NebulaStream is a joint research project between the DIMA group at TU Berlin and the DFKI IAM group. It develops the first general purpose, end-to-end data management system for the IoT. NebulaStream provides an out-of-the box experience with rich data processing functionalities and a high ease-of-use. It addresses the heterogeneity and distribution of compute and data, supports diverse data and programming models going beyond relational algebra, deals with potentially unreliable communication, and enables constant evolution under continuous operation. It therefore combines and innovates state-of-the-art research from various research fields such as cloud, fog, and sensor networks to enable upcoming IoT applications over a unified sensor-fog-cloud environment.

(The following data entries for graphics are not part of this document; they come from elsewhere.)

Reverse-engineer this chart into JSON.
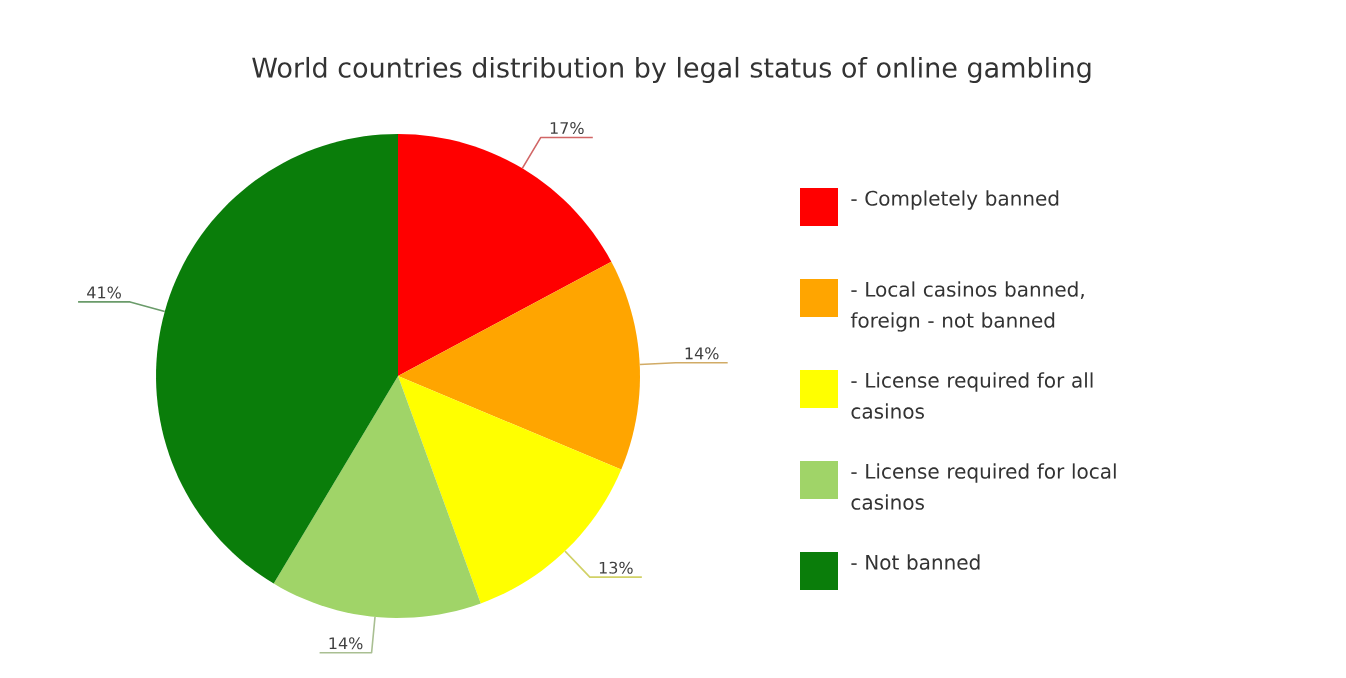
{
  "chart_data": {
    "type": "pie",
    "title": "World countries distribution by legal status of online gambling",
    "categories": [
      "- Completely banned",
      "- Local casinos banned, foreign - not banned",
      "- License required for all casinos",
      "- License required for local casinos",
      "- Not banned"
    ],
    "values": [
      17,
      14,
      13,
      14,
      41
    ],
    "value_labels": [
      "17%",
      "14%",
      "13%",
      "14%",
      "41%"
    ],
    "colors": [
      "#ff0000",
      "#ffa500",
      "#ffff00",
      "#a0d468",
      "#0a7d0a"
    ],
    "legend": "right"
  }
}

Peel is a framework that helps you to define, execute, analyze, and share experiments for distributed systems and algorithms. A Peel package bundles together the configuration data, datasets, and workload applications required for the execution of a particular collection of experiments. Peel can pecify and maintain collections of experiments using a simple, DI-based configuration, automate the experiment execution lifecycle and extracts, transforms, and loads results into an RDBMS. Peel bundles can be largely decoupled from the underlying operational environment and easily migrated and reproduced to new environments.

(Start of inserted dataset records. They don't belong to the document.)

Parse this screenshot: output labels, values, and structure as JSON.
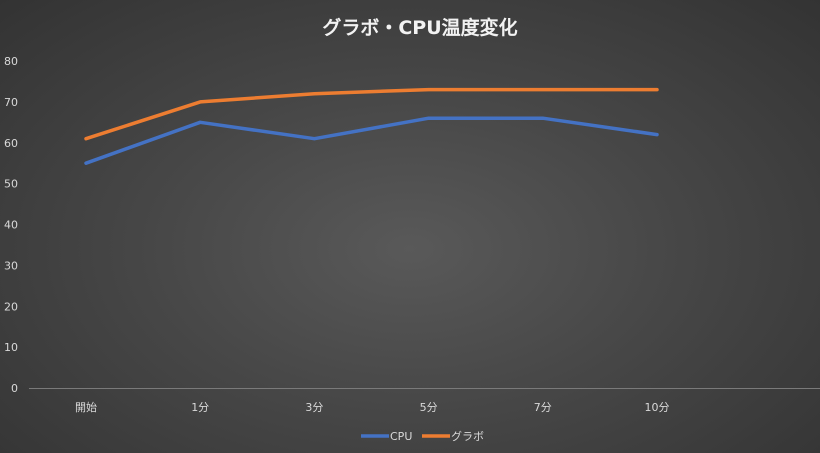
{
  "chart_data": {
    "type": "line",
    "title": "グラボ・CPU温度変化",
    "categories": [
      "開始",
      "1分",
      "3分",
      "5分",
      "7分",
      "10分"
    ],
    "series": [
      {
        "name": "CPU",
        "color": "#4472C4",
        "values": [
          55,
          65,
          61,
          66,
          66,
          62
        ]
      },
      {
        "name": "グラボ",
        "color": "#ED7D31",
        "values": [
          61,
          70,
          72,
          73,
          73,
          73
        ]
      }
    ],
    "yticks": [
      0,
      10,
      20,
      30,
      40,
      50,
      60,
      70,
      80
    ],
    "ylim": [
      0,
      80
    ],
    "xlabel": "",
    "ylabel": "",
    "grid": false,
    "legend_position": "bottom"
  }
}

Scaler: Image-Scaling Attacks in Machine Learning: The project Scaler is concerned with image-scaling attacks, a new form of attacks that allow an adversary to manipulate images, such that they change their content during downscaling. Image-scaling attacks are a considerable threat, as scaling is omnipresent in computer vision. As part of BIFOLD, we have analyzed these attacks and developed novel defenses that provide strong resilience, even against adaptive attackers. All software of this research is publicly available on the project website.

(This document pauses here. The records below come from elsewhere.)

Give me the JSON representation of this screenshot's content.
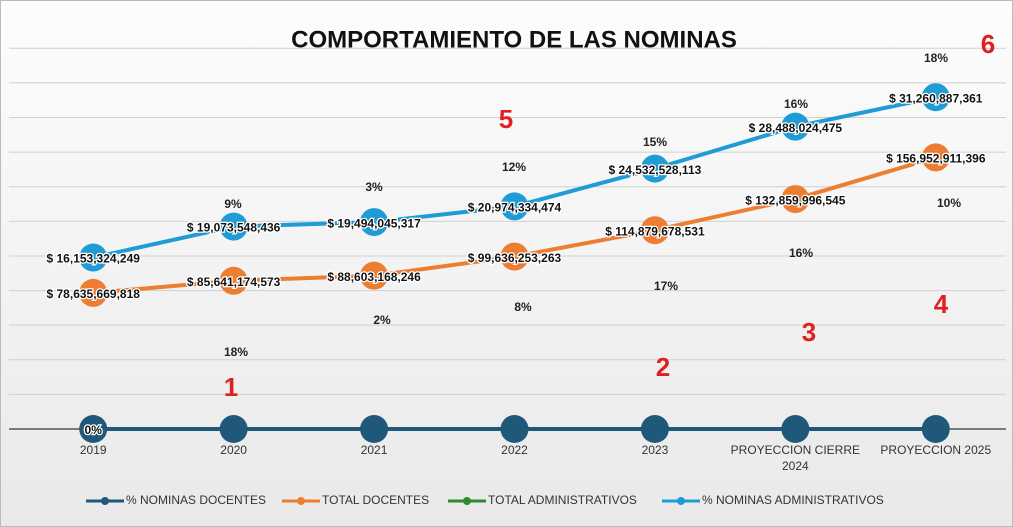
{
  "chart_data": {
    "type": "line",
    "title": "COMPORTAMIENTO DE LAS NOMINAS",
    "categories": [
      "2019",
      "2020",
      "2021",
      "2022",
      "2023",
      "PROYECCION CIERRE 2024",
      "PROYECCION 2025"
    ],
    "ylim": [
      0,
      230000000000
    ],
    "yticks": [
      0,
      20000000000,
      40000000000,
      60000000000,
      80000000000,
      100000000000,
      120000000000,
      140000000000,
      160000000000,
      180000000000,
      200000000000,
      220000000000
    ],
    "y2lim": [
      0,
      37500000000
    ],
    "grid": true,
    "legend": "bottom",
    "series": [
      {
        "name": "% NOMINAS DOCENTES",
        "color": "#1f5878",
        "values": [
          0,
          0,
          0,
          0,
          0,
          0,
          0
        ],
        "value_labels": [
          "0%",
          null,
          null,
          null,
          null,
          null,
          null
        ]
      },
      {
        "name": "TOTAL DOCENTES",
        "color": "#ed7d31",
        "values": [
          78635669818,
          85641174573,
          88603168246,
          99636253263,
          114879678531,
          132859996545,
          156952911396
        ],
        "value_labels": [
          "$ 78,635,669,818",
          "$ 85,641,174,573",
          "$ 88,603,168,246",
          "$ 99,636,253,263",
          "$ 114,879,678,531",
          "$ 132,859,996,545",
          "$ 156,952,911,396"
        ]
      },
      {
        "name": "TOTAL ADMINISTRATIVOS",
        "color": "#2e8b2e",
        "values": [
          null,
          null,
          null,
          null,
          null,
          null,
          null
        ]
      },
      {
        "name": "% NOMINAS ADMINISTRATIVOS",
        "color": "#1f9bd6",
        "axis": "y2",
        "values": [
          16153324249,
          19073548436,
          19494045317,
          20974334474,
          24532528113,
          28488024475,
          31260887361
        ],
        "value_labels": [
          "$ 16,153,324,249",
          "$ 19,073,548,436",
          "$ 19,494,045,317",
          "$ 20,974,334,474",
          "$ 24,532,528,113",
          "$ 28,488,024,475",
          "$ 31,260,887,361"
        ]
      }
    ],
    "annotations": [
      "18%",
      "16%",
      "15%",
      "12%",
      "3%",
      "9%",
      "10%",
      "16%",
      "17%",
      "8%",
      "2%",
      "18%"
    ],
    "markers": [
      "6",
      "5",
      "4",
      "3",
      "2",
      "1"
    ]
  }
}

SchNetPack – Deep Neural Networks for Atomistic Systems is a toolbox for the development and application of deep neural networks to the prediction of potential energy surfaces and other quantum-chemical properties of molecules and materials. It contains basic building blocks of atomistic neural networks, manages their training and provides simple access to common benchmark datasets. This allows for an easy implementation and evaluation of new models. For now, SchNetPack includes implementations of (weighted) atomcentered symmetry functions and the deep tensor neural network SchNet as well as ready-to-use scripts that allow to train these models on molecule and material datasets. Based upon the PyTorch deep learning framework, SchNetPack allows to efficiently apply the neural networks to large datasets with millions of reference calculations as well as parallelize the model across multiple GPUs. Finally, SchNetPack provides an interface to the Atomic Simulation Environment in order to make trained models easily accessible to researchers that are not yet familiar with neural networks.